Ordinals provide extra features on the Bitcoin blockchain, such as non-fungible tokens and other currency, which increases the number of transactions and hence the profitability of mining a block.
As the difficulty increases, miners’ profitability decreases since their odds of winning a single block and generating income decrease.
Marathon Digital Holdings (MARA), one of the major mining companies, disclosed a month-over-month decrease in their mined bitcoin for April due to increased difficulty, likewise, Canadian miner Bitfarms (BITF) lost money in the fourth quarter due to increased difficulty.

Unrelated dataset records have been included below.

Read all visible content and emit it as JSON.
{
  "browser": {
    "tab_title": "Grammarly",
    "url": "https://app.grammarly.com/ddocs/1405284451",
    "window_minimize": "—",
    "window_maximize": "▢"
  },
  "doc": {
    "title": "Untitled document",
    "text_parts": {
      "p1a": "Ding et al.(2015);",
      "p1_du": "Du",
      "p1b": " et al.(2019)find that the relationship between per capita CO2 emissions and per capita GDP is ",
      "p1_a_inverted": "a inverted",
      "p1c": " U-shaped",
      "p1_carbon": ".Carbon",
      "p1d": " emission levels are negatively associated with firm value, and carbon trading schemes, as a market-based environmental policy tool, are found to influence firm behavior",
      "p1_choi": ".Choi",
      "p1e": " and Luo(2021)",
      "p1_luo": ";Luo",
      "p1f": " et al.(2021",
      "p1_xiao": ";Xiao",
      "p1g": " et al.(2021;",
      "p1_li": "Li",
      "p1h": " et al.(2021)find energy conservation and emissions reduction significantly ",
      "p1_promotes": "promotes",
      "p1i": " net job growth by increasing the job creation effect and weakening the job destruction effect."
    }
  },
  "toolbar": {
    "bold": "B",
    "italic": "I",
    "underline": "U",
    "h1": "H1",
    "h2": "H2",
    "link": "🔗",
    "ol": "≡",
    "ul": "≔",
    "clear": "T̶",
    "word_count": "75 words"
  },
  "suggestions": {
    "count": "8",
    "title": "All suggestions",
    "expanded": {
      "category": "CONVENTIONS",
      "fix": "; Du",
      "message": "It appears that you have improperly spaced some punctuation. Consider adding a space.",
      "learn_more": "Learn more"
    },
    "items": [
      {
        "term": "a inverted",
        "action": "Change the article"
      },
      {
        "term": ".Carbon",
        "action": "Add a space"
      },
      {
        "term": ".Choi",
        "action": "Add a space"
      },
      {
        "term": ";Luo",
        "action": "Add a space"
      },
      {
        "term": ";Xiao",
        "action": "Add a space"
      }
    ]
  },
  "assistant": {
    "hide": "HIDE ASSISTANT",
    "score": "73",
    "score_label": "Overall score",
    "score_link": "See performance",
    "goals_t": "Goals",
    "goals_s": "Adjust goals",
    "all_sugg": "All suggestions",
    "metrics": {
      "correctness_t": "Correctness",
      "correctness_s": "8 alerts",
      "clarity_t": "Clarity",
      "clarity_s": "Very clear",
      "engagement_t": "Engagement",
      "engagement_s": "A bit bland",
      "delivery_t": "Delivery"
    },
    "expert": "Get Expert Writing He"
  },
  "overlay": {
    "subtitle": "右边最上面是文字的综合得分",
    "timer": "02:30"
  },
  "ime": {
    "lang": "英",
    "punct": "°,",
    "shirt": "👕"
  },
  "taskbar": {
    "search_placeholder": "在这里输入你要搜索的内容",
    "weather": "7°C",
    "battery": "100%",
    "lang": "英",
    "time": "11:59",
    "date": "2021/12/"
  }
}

However, a few circumstances could slow the hashrate’s rise. According to Tim Rainey, Treasurer at Greenidge Generation Holdings (GREE), some of those factors could include a lack of strong bitcoin price fluctuations and limits in existing infrastructure.
According to Charles Chong, senior manager of business development at Foundry, unknowns about the upcoming Bitcoin halving event could also delay the increase in mining difficulty.
Digital Currency Group, CoinDesk’s parent firm, owns Foundry. In the meantime, having too much hash rate in one place may have an impact on the rise of Bitcoin mining difficulty by changing how mining rigs are set up.
“Given the concentration of hash rate in North America, we are seeing new seasonal trends,” said Colin Harper, Luxor Technologies’ head of content and research. Previously, during China’s rainy season, when inexpensive hydropower was available, the hash rate would rise.
Rather, when summer heat waves hit the United States, miners turn off their machinery to save the energy needed for cooling.